La mayoría de los expertos coinciden en apuntar que la creatividad es un aspecto innato del ser humano que, además puede desarrollarse a través de la práctica diaria. Ya sabes, querer es poder. Para concretar el término creatividad se tienen en cuenta los siguientes aspectos esenciales en los que coinciden la mayoría de expertos:

  1. Es un proceso que involucra la solución de problemas;
  2. Es un aspecto innato; y, por último, no se limita al ámbito de las artes.

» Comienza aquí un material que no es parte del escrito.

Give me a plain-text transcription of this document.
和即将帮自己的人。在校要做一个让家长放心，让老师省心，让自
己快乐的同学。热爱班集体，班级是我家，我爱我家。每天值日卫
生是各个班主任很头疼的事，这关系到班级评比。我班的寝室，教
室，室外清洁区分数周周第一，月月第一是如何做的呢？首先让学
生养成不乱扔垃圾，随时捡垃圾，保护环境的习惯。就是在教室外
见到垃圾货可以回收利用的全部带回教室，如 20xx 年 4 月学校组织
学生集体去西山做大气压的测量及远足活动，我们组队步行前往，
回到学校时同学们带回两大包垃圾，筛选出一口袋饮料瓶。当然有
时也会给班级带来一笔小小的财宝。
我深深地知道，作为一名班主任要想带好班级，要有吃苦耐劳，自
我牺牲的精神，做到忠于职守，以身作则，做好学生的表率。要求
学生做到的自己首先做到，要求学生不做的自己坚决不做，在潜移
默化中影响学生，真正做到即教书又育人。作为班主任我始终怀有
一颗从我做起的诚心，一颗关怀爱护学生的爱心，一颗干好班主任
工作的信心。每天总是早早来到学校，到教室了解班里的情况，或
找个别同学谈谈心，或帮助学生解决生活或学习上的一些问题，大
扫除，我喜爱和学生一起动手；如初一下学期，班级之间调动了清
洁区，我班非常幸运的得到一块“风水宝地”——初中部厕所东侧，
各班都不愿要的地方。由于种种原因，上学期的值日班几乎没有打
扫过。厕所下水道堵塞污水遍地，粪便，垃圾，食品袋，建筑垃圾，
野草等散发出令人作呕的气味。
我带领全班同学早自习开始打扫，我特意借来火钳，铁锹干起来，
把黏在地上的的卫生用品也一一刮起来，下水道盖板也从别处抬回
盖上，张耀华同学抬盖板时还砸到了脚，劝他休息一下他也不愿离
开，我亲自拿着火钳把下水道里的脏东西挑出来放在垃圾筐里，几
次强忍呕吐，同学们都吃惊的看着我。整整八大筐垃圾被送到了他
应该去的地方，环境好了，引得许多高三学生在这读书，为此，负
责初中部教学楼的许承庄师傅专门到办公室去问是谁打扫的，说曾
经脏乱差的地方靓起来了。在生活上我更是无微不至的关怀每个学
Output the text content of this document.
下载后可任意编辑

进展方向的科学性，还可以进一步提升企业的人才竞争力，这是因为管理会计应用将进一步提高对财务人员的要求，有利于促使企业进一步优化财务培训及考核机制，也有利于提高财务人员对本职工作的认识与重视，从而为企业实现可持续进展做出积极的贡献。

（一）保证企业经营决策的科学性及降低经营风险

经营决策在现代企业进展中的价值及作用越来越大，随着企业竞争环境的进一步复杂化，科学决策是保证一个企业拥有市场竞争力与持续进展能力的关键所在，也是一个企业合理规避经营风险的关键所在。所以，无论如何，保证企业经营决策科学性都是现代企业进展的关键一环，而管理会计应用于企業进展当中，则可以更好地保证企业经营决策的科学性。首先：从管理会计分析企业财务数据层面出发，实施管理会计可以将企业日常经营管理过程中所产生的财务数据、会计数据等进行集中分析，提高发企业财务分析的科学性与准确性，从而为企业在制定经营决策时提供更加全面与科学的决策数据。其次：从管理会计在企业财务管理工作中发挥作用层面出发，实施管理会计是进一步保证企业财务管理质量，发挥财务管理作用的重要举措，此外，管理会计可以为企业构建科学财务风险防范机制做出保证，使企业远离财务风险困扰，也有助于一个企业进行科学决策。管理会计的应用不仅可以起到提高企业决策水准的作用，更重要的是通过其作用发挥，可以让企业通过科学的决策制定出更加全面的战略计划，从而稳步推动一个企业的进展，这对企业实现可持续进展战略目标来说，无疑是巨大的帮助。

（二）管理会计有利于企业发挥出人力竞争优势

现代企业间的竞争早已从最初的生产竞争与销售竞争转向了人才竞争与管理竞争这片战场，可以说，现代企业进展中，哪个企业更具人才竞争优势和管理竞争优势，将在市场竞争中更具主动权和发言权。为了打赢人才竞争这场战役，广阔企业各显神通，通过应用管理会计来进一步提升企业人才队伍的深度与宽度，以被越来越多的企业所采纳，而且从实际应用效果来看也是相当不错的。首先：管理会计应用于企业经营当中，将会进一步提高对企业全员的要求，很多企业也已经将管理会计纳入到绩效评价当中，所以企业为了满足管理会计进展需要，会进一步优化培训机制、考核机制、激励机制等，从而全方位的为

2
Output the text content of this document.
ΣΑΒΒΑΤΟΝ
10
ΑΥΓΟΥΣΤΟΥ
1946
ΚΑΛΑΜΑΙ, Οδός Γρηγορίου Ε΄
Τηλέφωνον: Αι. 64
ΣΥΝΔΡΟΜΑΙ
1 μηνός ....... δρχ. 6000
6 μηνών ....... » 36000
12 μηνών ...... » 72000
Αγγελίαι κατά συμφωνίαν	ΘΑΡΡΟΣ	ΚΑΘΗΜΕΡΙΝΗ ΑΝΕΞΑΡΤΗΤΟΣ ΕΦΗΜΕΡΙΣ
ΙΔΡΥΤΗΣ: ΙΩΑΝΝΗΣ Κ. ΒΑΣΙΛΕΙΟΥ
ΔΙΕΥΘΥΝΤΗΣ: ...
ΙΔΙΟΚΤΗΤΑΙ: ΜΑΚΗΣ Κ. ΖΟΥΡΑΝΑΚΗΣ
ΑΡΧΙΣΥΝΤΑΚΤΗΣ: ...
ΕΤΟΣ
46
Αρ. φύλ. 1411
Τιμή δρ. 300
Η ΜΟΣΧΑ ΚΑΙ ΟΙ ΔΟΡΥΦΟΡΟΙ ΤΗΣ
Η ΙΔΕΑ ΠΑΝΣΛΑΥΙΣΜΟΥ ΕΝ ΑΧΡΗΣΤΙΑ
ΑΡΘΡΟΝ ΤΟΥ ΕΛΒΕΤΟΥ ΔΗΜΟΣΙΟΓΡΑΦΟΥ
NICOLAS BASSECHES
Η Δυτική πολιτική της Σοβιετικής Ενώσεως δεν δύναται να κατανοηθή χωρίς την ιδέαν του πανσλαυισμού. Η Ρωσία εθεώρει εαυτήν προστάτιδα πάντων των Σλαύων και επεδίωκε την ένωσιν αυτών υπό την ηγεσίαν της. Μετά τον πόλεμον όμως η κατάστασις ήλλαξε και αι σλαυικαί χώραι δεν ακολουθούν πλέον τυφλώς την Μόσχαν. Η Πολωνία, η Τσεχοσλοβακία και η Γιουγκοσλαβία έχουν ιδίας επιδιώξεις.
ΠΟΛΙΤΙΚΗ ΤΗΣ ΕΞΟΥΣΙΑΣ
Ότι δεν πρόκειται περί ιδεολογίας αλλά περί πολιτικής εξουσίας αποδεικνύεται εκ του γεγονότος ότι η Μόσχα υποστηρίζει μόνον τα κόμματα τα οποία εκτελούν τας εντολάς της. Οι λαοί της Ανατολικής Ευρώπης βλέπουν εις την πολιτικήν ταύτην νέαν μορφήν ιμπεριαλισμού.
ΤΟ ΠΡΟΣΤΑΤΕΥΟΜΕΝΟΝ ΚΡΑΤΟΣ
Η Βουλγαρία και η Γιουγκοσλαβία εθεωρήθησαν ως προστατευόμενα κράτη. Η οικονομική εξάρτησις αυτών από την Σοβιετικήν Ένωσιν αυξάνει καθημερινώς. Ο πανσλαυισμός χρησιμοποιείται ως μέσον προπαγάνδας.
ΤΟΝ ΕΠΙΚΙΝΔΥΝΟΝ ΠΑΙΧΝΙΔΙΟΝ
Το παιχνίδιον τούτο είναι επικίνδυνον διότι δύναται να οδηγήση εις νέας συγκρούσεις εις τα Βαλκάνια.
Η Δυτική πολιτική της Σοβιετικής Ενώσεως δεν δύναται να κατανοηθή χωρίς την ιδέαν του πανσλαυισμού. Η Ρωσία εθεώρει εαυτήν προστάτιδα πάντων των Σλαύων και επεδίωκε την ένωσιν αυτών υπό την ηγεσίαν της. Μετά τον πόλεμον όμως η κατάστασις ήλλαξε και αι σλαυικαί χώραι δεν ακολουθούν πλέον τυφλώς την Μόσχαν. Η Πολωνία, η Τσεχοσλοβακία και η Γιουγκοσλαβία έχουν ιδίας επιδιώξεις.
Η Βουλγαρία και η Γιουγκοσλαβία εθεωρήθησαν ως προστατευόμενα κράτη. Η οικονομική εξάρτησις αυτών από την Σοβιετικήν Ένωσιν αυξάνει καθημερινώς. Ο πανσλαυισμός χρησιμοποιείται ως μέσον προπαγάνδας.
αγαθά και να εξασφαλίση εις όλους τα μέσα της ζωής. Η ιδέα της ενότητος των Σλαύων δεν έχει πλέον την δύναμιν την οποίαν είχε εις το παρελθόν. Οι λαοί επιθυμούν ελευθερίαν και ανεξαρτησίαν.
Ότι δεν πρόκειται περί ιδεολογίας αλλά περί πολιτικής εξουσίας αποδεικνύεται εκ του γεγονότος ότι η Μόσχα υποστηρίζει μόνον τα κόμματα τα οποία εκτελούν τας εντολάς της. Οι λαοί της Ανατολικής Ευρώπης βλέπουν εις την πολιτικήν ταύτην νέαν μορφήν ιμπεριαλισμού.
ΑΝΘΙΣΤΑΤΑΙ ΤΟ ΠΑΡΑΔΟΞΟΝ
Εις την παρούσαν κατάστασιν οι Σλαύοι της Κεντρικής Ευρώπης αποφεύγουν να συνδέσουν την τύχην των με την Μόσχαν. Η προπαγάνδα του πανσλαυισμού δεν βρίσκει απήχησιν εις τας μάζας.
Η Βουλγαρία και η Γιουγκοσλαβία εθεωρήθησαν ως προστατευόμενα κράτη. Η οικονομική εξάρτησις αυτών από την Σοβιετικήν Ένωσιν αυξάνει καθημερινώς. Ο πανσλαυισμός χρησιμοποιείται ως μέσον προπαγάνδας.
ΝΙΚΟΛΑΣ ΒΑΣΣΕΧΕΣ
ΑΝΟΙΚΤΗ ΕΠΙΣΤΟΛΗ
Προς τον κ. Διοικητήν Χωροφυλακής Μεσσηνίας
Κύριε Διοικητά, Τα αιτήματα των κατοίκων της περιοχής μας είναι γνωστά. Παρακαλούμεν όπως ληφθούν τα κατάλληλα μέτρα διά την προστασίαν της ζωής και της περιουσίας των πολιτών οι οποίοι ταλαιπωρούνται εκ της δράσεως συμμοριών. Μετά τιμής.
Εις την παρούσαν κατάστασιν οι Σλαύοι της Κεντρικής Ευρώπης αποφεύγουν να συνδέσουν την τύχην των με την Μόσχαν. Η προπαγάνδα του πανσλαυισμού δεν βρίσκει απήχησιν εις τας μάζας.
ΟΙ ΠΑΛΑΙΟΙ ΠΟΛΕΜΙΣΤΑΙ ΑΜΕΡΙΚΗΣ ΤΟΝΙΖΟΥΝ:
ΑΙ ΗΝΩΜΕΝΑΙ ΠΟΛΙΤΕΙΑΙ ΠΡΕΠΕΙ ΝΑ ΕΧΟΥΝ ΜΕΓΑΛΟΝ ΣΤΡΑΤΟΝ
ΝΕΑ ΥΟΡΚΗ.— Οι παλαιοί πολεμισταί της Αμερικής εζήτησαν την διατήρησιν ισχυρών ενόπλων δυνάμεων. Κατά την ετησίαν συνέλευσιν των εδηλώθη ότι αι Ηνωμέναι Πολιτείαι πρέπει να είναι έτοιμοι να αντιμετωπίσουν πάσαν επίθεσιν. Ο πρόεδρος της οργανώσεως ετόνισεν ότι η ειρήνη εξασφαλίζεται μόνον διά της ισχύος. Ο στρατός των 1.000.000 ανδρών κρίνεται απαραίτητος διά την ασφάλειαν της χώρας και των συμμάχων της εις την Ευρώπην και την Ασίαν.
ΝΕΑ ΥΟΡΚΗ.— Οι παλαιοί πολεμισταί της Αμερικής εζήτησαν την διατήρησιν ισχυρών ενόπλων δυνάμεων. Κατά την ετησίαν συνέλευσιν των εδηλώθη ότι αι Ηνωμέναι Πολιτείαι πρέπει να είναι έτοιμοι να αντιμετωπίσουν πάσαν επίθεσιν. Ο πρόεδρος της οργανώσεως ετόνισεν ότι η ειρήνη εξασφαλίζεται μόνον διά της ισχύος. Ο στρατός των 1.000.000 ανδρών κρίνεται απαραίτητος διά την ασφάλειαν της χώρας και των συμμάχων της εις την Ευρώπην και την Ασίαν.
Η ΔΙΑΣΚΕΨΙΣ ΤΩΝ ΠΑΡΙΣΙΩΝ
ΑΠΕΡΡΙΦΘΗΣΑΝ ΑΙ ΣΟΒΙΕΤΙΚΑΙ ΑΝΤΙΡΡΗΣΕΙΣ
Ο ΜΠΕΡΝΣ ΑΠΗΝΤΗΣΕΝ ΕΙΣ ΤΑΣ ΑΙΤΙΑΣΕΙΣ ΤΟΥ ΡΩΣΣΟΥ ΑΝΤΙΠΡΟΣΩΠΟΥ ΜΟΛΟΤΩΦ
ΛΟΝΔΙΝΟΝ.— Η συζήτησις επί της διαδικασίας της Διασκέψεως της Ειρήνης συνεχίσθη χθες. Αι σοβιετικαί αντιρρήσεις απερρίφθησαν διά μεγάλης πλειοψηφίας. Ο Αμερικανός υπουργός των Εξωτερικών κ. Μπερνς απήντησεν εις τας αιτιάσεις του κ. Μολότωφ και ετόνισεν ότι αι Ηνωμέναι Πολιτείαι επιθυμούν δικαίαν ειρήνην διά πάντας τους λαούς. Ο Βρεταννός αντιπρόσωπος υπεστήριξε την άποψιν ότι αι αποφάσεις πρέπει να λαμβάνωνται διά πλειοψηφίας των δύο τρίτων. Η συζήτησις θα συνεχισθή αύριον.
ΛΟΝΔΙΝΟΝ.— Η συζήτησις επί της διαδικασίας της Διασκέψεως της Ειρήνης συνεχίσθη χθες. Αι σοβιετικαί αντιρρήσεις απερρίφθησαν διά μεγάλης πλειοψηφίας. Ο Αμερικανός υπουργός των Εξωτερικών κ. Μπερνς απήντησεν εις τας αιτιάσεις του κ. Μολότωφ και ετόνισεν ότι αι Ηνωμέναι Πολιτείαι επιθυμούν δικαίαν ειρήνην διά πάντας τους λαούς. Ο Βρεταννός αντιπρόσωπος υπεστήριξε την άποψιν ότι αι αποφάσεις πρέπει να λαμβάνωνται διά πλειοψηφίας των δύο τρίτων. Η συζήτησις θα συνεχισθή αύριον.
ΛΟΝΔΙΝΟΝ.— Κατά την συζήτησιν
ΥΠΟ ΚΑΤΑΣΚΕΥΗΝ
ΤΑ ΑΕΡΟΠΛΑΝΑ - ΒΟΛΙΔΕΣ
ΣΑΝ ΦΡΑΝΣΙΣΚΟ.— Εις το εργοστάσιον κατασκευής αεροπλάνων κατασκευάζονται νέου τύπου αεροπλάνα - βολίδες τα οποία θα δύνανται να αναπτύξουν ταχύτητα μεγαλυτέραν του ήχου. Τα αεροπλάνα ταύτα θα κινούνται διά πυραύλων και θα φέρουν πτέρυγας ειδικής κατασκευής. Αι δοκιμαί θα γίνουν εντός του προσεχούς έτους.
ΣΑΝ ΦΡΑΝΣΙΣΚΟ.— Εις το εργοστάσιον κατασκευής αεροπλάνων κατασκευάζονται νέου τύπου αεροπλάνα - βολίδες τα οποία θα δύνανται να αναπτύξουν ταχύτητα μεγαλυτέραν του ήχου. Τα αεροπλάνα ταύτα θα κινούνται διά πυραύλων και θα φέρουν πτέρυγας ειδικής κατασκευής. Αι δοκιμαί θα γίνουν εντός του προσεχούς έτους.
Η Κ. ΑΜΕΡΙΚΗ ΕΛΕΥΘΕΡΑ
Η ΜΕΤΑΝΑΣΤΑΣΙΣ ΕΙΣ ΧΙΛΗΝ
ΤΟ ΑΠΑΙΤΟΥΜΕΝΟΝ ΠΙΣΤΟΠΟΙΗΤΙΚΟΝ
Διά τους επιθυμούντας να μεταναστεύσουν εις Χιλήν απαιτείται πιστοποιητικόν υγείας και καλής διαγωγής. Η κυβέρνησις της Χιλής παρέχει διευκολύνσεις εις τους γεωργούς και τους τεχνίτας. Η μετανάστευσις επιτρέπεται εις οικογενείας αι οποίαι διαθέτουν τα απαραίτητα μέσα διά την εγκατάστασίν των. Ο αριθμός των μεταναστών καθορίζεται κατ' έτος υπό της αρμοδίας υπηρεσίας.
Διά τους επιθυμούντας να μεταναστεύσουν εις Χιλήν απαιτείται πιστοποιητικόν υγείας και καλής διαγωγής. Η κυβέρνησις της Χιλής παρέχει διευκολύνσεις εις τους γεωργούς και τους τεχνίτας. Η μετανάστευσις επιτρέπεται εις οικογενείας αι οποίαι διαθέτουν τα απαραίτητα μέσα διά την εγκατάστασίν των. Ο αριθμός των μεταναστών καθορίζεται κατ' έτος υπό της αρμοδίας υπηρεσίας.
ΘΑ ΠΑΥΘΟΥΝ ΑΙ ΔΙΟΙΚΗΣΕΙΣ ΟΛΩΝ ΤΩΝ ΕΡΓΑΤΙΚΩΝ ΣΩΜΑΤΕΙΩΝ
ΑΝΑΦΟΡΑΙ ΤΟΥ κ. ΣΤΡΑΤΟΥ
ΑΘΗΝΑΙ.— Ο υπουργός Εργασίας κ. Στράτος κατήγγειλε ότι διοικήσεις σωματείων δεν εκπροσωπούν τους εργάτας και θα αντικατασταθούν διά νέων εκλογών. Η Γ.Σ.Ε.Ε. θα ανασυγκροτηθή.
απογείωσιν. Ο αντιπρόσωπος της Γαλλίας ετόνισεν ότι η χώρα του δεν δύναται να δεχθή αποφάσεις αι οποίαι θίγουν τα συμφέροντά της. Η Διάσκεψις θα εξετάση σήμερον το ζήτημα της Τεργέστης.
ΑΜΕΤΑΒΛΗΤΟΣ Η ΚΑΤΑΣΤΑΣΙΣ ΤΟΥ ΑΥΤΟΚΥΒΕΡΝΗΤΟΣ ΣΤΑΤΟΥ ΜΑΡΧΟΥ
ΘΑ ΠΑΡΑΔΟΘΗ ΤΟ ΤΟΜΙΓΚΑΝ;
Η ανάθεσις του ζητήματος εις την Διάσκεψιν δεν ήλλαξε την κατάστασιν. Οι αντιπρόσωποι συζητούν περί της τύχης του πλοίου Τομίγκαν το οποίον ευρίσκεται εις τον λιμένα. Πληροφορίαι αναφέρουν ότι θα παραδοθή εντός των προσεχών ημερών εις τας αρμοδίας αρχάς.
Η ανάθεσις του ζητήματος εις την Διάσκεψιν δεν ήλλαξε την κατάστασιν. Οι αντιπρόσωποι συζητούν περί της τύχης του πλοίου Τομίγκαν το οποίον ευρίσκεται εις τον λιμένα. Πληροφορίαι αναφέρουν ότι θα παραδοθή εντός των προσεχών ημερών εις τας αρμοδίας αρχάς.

El primero en determinar los factores que intervienen en la creatividad fue Guilford (1959), quien da nombre a un test que mide el pensamiento divergente. Según Guilford, el pensamiento divergente –”abierto” o “libre”– se caracteriza por desvincularse de los patrones preestablecidos, lo que permite que las ideas fluyan sin restricciones. Esta forma de pensar constituye un importante factor de la creatividad y se halla en la raíz de una forma brillante y original de resolver problemas.

En 1962, Torrance sintetizó los conceptos básicos para la definición de creatividad. Torrance apuntaba que la creatividad es el proceso de descubrir problemas o lagunas de información, formar ideas o hipótesis, probarlas, modificarlas y comunicar los resultados. Los factores que intervienen en ese proceso creativo, según Torrance, son cuatro: la fluidez, entendida como la producción de un gran número de ideas; la flexibilidad, referente a la producción de una gran variedad de ideas; la elaboración, que atiende al desarrollo, adorno o embellecimiento de una idea; y, por último, la originalidad, definida como el uso de ideas que son inusuales.

La creatividad no se enmarca exclusivamente en el ámbito de las artes, sino que en nuestra vida cotidiana puede jugar un importante papel. Si quieres desarrollar esta cualidad, debes saber que la práctica diaria puede ayudarte a ser una persona más creativa. A continuación enumeramos algunos hábitos que fomentan la creatividad:

Práctica de la creatividad: Aprovechar cualquier oportunidad para ejercitar tu creatividad es necesaria para desarrollar la mente.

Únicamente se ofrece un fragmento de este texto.